Another replied, "She'll [still] get into college even with taking a few weeks off. Focus on her long-term well-being and not short-term academics. Yes, get her teachers and the school staff involved. Your daughter would also likely benefit from counseling or a support group. She is asking for help. Give it to her."
"She lost her MOTHER TWO WEEKS AGO. She deserves to have that time off!" said a third Redditor. "It's not like she's bulls------- for no reason. She, at 16 [years old], has to cope with the fact that her mother won't be there to help her get ready for prom, graduation, or college formal ... she won't be there for her one-day wedding, or if she has kids, the[ir] births. She's struggling with the fact her mother is GONE. You can get remarried, she can't get another mother."

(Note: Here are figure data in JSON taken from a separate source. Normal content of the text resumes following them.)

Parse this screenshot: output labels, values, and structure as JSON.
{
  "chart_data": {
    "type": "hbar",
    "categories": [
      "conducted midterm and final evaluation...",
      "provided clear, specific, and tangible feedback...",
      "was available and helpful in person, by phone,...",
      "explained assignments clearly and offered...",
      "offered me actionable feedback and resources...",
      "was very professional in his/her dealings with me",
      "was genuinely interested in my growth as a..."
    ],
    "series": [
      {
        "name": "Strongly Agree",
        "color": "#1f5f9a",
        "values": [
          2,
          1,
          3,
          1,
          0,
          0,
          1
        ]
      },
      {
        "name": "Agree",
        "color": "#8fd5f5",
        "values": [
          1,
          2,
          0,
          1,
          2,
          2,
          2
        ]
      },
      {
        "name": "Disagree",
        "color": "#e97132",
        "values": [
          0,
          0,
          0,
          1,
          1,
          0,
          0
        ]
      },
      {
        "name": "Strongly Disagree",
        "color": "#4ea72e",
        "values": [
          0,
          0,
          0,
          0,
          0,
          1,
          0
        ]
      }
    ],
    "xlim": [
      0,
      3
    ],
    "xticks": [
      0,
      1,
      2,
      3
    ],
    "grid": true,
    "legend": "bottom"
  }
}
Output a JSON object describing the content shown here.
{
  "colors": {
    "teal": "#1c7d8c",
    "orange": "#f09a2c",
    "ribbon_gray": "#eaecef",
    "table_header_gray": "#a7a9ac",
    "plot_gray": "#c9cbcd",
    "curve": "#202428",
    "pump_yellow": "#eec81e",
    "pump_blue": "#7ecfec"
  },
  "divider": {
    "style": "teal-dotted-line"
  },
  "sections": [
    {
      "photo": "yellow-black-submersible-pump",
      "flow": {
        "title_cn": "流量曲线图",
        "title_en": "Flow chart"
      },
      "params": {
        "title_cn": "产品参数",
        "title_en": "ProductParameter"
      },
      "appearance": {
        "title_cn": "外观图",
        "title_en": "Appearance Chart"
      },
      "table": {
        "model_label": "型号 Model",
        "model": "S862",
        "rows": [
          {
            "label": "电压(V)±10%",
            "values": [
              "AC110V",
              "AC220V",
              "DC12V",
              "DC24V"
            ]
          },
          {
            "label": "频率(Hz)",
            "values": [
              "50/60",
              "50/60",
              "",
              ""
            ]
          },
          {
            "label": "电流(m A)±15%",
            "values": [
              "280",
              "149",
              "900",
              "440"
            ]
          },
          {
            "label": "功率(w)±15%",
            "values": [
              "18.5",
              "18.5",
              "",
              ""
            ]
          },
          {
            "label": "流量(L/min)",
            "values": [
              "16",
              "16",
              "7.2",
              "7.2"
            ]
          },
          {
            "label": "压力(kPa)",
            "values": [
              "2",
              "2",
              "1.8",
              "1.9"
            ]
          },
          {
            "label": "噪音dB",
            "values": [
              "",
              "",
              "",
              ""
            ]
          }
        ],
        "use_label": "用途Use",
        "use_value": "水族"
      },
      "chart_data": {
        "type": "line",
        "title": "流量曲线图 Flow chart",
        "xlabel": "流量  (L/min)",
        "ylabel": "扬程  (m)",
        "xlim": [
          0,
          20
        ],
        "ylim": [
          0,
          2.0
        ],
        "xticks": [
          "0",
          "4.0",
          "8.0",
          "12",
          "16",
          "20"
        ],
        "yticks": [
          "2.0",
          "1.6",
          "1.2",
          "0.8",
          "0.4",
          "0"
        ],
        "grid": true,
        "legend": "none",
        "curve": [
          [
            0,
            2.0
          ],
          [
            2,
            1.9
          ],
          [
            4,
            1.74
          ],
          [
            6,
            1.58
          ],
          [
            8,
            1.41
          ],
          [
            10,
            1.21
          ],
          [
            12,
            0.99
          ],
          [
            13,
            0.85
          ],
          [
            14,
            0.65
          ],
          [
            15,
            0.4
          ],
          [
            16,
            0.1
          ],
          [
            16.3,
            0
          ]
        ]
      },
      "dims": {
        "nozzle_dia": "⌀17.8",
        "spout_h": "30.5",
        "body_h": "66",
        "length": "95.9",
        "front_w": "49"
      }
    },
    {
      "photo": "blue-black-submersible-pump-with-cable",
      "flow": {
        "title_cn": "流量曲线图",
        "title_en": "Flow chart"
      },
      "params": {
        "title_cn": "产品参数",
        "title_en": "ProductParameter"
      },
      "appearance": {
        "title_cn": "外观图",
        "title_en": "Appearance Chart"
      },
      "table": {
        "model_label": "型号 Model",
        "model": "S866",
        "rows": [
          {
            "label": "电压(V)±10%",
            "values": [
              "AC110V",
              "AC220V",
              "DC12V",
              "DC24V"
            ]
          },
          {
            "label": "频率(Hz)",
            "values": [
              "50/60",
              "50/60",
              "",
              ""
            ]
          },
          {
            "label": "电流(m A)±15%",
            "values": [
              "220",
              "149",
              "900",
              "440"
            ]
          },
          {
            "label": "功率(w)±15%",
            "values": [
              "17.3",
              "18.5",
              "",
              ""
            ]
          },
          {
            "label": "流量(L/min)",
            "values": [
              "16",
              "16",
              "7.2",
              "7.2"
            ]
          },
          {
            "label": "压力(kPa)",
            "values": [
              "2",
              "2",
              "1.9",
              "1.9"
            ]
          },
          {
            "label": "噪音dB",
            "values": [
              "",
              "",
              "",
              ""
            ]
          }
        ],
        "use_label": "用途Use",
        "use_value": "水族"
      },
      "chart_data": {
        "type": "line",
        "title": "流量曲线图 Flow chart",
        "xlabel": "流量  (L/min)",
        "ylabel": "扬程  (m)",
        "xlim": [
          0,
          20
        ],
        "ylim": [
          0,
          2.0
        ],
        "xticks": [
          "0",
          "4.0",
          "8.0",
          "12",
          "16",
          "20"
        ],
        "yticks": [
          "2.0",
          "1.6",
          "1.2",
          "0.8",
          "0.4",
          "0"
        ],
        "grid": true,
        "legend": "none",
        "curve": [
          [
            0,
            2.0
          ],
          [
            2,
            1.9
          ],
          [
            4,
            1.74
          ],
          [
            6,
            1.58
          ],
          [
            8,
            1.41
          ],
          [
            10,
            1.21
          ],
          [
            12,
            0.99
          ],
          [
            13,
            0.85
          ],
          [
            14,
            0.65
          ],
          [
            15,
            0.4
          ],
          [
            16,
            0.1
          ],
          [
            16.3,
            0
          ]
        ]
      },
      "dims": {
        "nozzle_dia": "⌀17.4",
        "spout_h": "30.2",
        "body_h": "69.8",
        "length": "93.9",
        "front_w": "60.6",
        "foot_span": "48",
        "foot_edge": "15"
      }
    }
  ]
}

Others told the OP that although his daughter is going to school, her grades will still suffer: "As a teacher, I can tell you that she's not learning or processing anything," someone explained. "You're actually jeopardizing her academics right now since she's distraught and distracted."
Another Redditor added, "I understand your concerns that her academic performance may slip, but to be honest, if she isn't allowed the time she needs to grieve, her grades are going to slip anyway. And moreover, if they do, that's OK. She will have a future anyway, even if she gets bad grades at this point."
"Her grades are going to slide. That is inevitable. It is part of grief. So plan for it," another person commented. "If you pick on her for that inevitable thing you are an a------."